Mais do que uma candidatura individual, o cenário abre espaço para uma discussão que ultrapassa os limites de Dianópolis: qual é a importância de uma representação política regional e quais são os impactos de ter, ou não ter, parlamentares diretamente ligados às demandas do Sudeste tocantinense?
Historicamente, municípios da região têm participado das eleições estaduais apoiando diferentes candidaturas, muitas delas de outras regiões do Estado. Com apenas um nome de Dianópolis colocado na disputa, a eleição deste ano traz um fator novo, a oportunidade da cidade e região concentrar forças em torno de uma representação própria.
Apesar de parte das lideranças políticas locais, principalmente as de mandato terem optado por apoiar nomes de outras regiões do Tocantins e diferentes projetos políticos, André Cavalari decidiu manter sua candidatura e colocar seu nome à disposição do eleitorado.
Para André, respeitar as diferentes escolhas políticas não significa deixar de discutir os efeitos dessas decisões para a região.
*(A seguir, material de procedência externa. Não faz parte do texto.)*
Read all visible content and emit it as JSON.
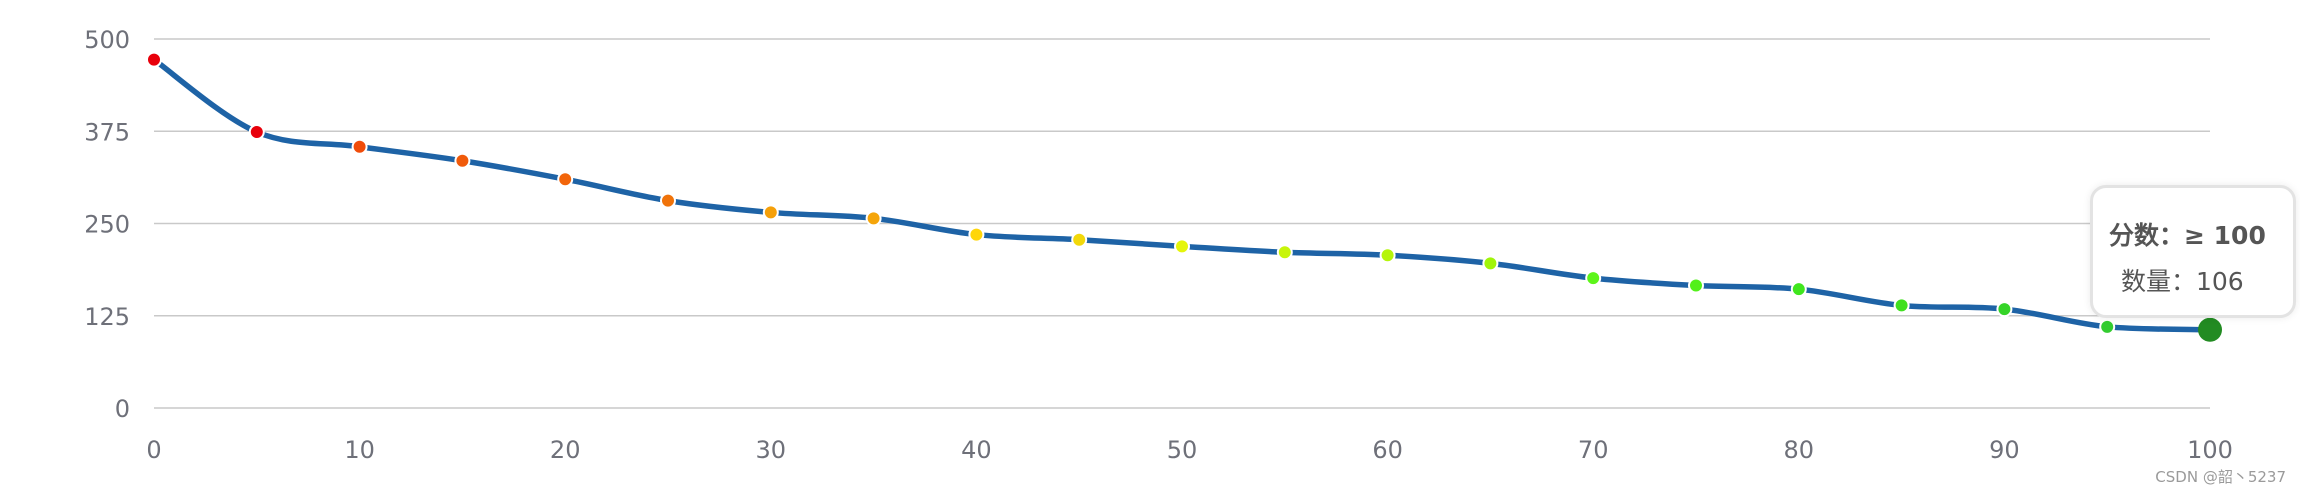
{
  "chart_data": {
    "type": "line",
    "xlabel": "",
    "ylabel": "",
    "xlim": [
      0,
      100
    ],
    "ylim": [
      0,
      500
    ],
    "x_ticks": [
      0,
      10,
      20,
      30,
      40,
      50,
      60,
      70,
      80,
      90,
      100
    ],
    "y_ticks": [
      0,
      125,
      250,
      375,
      500
    ],
    "grid": "horizontal",
    "series": [
      {
        "line_color": "#1e63a6",
        "x": [
          0,
          5,
          10,
          15,
          20,
          25,
          30,
          35,
          40,
          45,
          50,
          55,
          60,
          65,
          70,
          75,
          80,
          85,
          90,
          95,
          100
        ],
        "values": [
          472,
          374,
          354,
          335,
          310,
          281,
          265,
          257,
          235,
          228,
          219,
          211,
          207,
          196,
          176,
          166,
          161,
          139,
          134,
          110,
          106
        ],
        "point_colors": [
          "#e8000b",
          "#e8000b",
          "#f04c0a",
          "#f05a0a",
          "#f2650a",
          "#f0730a",
          "#f5a00a",
          "#f5a50a",
          "#ffd60a",
          "#f2d80a",
          "#e5f50a",
          "#c8f50a",
          "#b5f50a",
          "#a0f50a",
          "#5df51a",
          "#52f01a",
          "#40e61e",
          "#40e020",
          "#35d428",
          "#33cc30",
          "#228b22"
        ]
      }
    ],
    "tooltip": {
      "score_label": "分数：≥ 100",
      "count_label": "数量：106",
      "highlighted_index": 20
    }
  },
  "watermark": "CSDN @韶丶5237"
}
“Respeito a decisão de cada liderança e cada projeto político escolhido, mas não posso deixar de dizer o que penso. Se nós, que conhecemos a realidade do Sudeste, continuarmos nos escondendo, com medo de disputar uma eleição, fugindo da discussão e escolhendo representantes de outras regiões, porque é considerado mais fácil acompanhar quem já tem mandato e a famosa “estrutura”; Iremos somente repetir os mesmos resultados do passado.
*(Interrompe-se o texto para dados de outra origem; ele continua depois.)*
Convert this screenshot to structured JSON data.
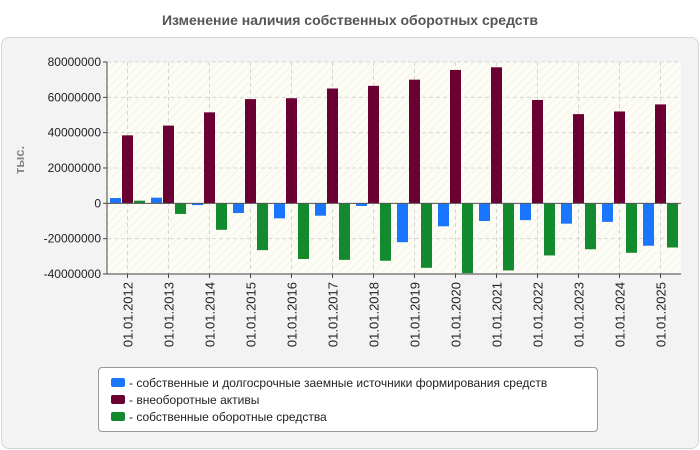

Enquanto isso a população pede por renovação política, desenvolvimento regional e oportunidades para a juventude nos espaços de decisão. Chamo todos a fazerem uma reflexão, hoje temos a Assembleia Legislativa, a “casa dos Deputados”, batizada como Palácio João D’Abreu, saudoso Deputado do Sudeste, e não termos lá atualmente alguém que seja da nossa região” afirmou Cavalari.
André afirma que sua candidatura não pretende se colocar como dona da representação regional, mas como uma alternativa para que esse debate seja feito de forma aberta pela população.
“Não quero ser apenas o candidato de Dianópolis e do Sudeste. Quero que o Sudeste discuta o seu futuro, analise a minha historia, veja o que eu já fiz por nossa cidade e região. Entenda a importância de ocuparmos esses espaços onde as decisões são tomadas. Os lideres são importantes , mas no final, quem decide é a população”, disse.
Representatividade regional volta ao centro do debate.
O Sudeste do Tocantins reúne municípios com características, desafios e demandas específicas nas áreas de saúde, infraestrutura, educação, turismo, produção rural e desenvolvimento econômico.
Para André Cavalari, a candidatura representa a possibilidade de levar essas pautas diretamente ao debate estadual.
“O Sudeste do Tocantins tem uma realidade própria, com as cidades mais antigas e tradicionais do estado e precisa estar presente nas discussões que definem as prioridades e os investimentos do Estado. A nossa região tem história, tem potencial e precisa discutir de que forma quer ser representada”, destaca.
A candidatura única em Dianópolis também coloca uma questão para o eleitorado: se nas eleições anteriores com divisão interna, com 3 ou 4 candidatos era difícil eleger um representante do sudeste, nesta eleição o cenário é diferente. Com candidatura única dentro da cidade que tem o maior colégio eleitoral do sudeste as chances de êxito deixam de ser distantes e passam a ser reais.
A resposta, naturalmente, estará nas urnas. Mas o cenário já provoca uma reflexão sobre a participação política regional e sobre o papel que os municípios do Sudeste pretendem desempenhar na composição da Assembleia Legislativa.